A gearbox designed using a worm and worm-wheel is considerably smaller than one made from plain spur gears, and has its drive axes at 90° to each other. With a single start worm, for each 360° turn of the worm, the worm-gear advances only one tooth of the gear. Therefore, regardless of the worm's size (sensible engineering limits notwithstanding), the gear ratio is the "size of the worm gear - to - 1". Given a single start worm, a 20 tooth worm gear reduces the speed by the ratio of 20:1. With spur gears, a gear of 12 teeth must match with a 240 tooth gear to achieve the same 20:1 ratio. Therefore, if the diametrical pitch (DP) of each gear is the same, then, in terms of the physical size of the 240 tooth gear to that of the 20 tooth gear, the worm arrangement is considerably smaller in volume.

There are three different types of gears that can be used in a worm drive.

The first are non-throated worm gears. These don't have a throat, or groove, machined around the circumference of either the worm or worm wheel. The second are single-throated worm gears, in which the worm wheel is throated. The final type are double-throated worm gears, which have both gears throated. This type of gearing can support the highest loading.

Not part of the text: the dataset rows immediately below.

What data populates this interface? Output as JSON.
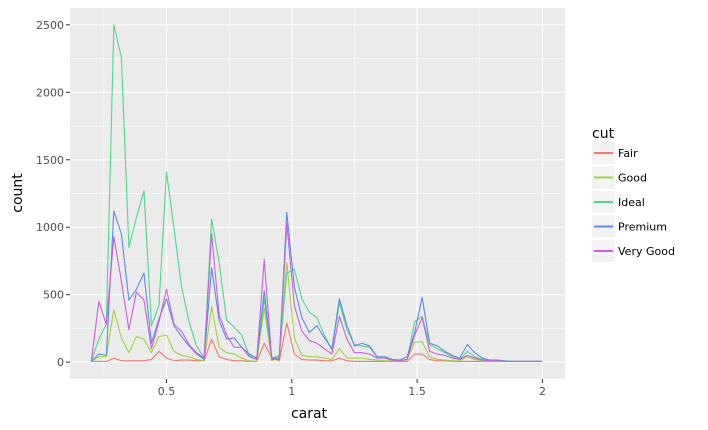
{
  "chart_data": {
    "type": "line",
    "xlabel": "carat",
    "ylabel": "count",
    "xlim": [
      0.2,
      2.01
    ],
    "ylim": [
      0,
      2500
    ],
    "x_ticks": [
      0.5,
      1,
      1.5,
      2
    ],
    "x_tick_labels": [
      "0.5",
      "1",
      "1.5",
      "2"
    ],
    "y_ticks": [
      0,
      500,
      1000,
      1500,
      2000,
      2500
    ],
    "y_tick_labels": [
      "0",
      "500",
      "1000",
      "1500",
      "2000",
      "2500"
    ],
    "grid": true,
    "legend": {
      "title": "cut",
      "placement": "right"
    },
    "x": [
      0.2,
      0.23,
      0.26,
      0.29,
      0.32,
      0.35,
      0.38,
      0.41,
      0.44,
      0.47,
      0.5,
      0.53,
      0.56,
      0.59,
      0.62,
      0.65,
      0.68,
      0.71,
      0.74,
      0.77,
      0.8,
      0.83,
      0.86,
      0.89,
      0.92,
      0.95,
      0.98,
      1.01,
      1.04,
      1.07,
      1.1,
      1.13,
      1.16,
      1.19,
      1.22,
      1.25,
      1.28,
      1.31,
      1.34,
      1.37,
      1.4,
      1.43,
      1.46,
      1.49,
      1.52,
      1.55,
      1.58,
      1.61,
      1.64,
      1.67,
      1.7,
      1.73,
      1.76,
      1.79,
      1.82,
      1.85,
      1.88,
      1.91,
      1.94,
      1.97,
      2.0
    ],
    "series": [
      {
        "name": "Fair",
        "color": "#F8766D",
        "values": [
          5,
          5,
          5,
          30,
          10,
          10,
          10,
          10,
          20,
          80,
          30,
          10,
          15,
          15,
          10,
          10,
          170,
          40,
          20,
          10,
          10,
          5,
          5,
          140,
          30,
          10,
          290,
          60,
          20,
          15,
          15,
          10,
          10,
          30,
          10,
          5,
          5,
          5,
          5,
          5,
          5,
          5,
          5,
          60,
          60,
          20,
          10,
          10,
          5,
          5,
          5,
          5,
          5,
          5,
          5,
          5,
          5,
          5,
          5,
          5,
          5
        ]
      },
      {
        "name": "Good",
        "color": "#A3D13C",
        "values": [
          5,
          40,
          40,
          390,
          180,
          70,
          190,
          170,
          70,
          190,
          200,
          80,
          50,
          40,
          20,
          10,
          410,
          110,
          70,
          60,
          30,
          10,
          5,
          400,
          10,
          40,
          740,
          180,
          50,
          40,
          40,
          30,
          20,
          100,
          30,
          30,
          30,
          20,
          15,
          10,
          10,
          10,
          20,
          150,
          150,
          40,
          20,
          15,
          10,
          10,
          40,
          20,
          10,
          5,
          5,
          5,
          5,
          5,
          5,
          5,
          5
        ]
      },
      {
        "name": "Ideal",
        "color": "#4DD98A",
        "values": [
          5,
          170,
          280,
          2500,
          2260,
          850,
          1070,
          1270,
          270,
          420,
          1410,
          990,
          560,
          300,
          120,
          30,
          1060,
          740,
          310,
          260,
          200,
          50,
          20,
          470,
          30,
          50,
          660,
          690,
          470,
          370,
          330,
          200,
          90,
          440,
          240,
          130,
          120,
          110,
          40,
          40,
          20,
          10,
          20,
          300,
          340,
          130,
          100,
          70,
          40,
          20,
          80,
          40,
          20,
          10,
          10,
          5,
          5,
          5,
          5,
          5,
          5
        ]
      },
      {
        "name": "Premium",
        "color": "#5C8AE6",
        "values": [
          5,
          60,
          50,
          1120,
          950,
          460,
          540,
          660,
          140,
          320,
          470,
          270,
          190,
          120,
          60,
          20,
          700,
          310,
          170,
          180,
          110,
          60,
          30,
          530,
          30,
          30,
          1110,
          560,
          330,
          220,
          270,
          180,
          100,
          470,
          270,
          120,
          140,
          120,
          40,
          40,
          20,
          15,
          40,
          220,
          480,
          140,
          120,
          80,
          50,
          30,
          130,
          70,
          30,
          15,
          15,
          10,
          5,
          5,
          5,
          5,
          5
        ]
      },
      {
        "name": "Very Good",
        "color": "#CC5DE0",
        "values": [
          5,
          450,
          280,
          930,
          600,
          240,
          520,
          460,
          100,
          300,
          540,
          280,
          230,
          130,
          70,
          30,
          950,
          350,
          200,
          110,
          110,
          40,
          20,
          760,
          20,
          20,
          1030,
          420,
          230,
          160,
          140,
          100,
          60,
          340,
          170,
          70,
          70,
          60,
          30,
          30,
          15,
          10,
          20,
          200,
          330,
          80,
          60,
          50,
          30,
          20,
          50,
          30,
          15,
          10,
          10,
          5,
          5,
          5,
          5,
          5,
          5
        ]
      }
    ]
  }
}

An enveloping (hourglass) worm has one or more teeth and increases in diameter from its middle portion toward both ends.

Double-enveloping wormgearing comprises enveloping worms mated with fully enveloping wormgears. It is also known as globoidal wormgearing.

Unlike with ordinary gear trains, the direction of transmission (input shaft vs output shaft) is not reversible when using large reduction ratios, due to the greater friction involved between the worm and worm-wheel, when usually a single start (one spiral) worm is used. This can be an advantage when it is desired to eliminate any possibility of the output driving the input. If a multistart worm (multiple spirals) is used then the ratio reduces accordingly and the braking effect of a worm and worm-gear may need to be discounted, as the gear may be able to drive the worm.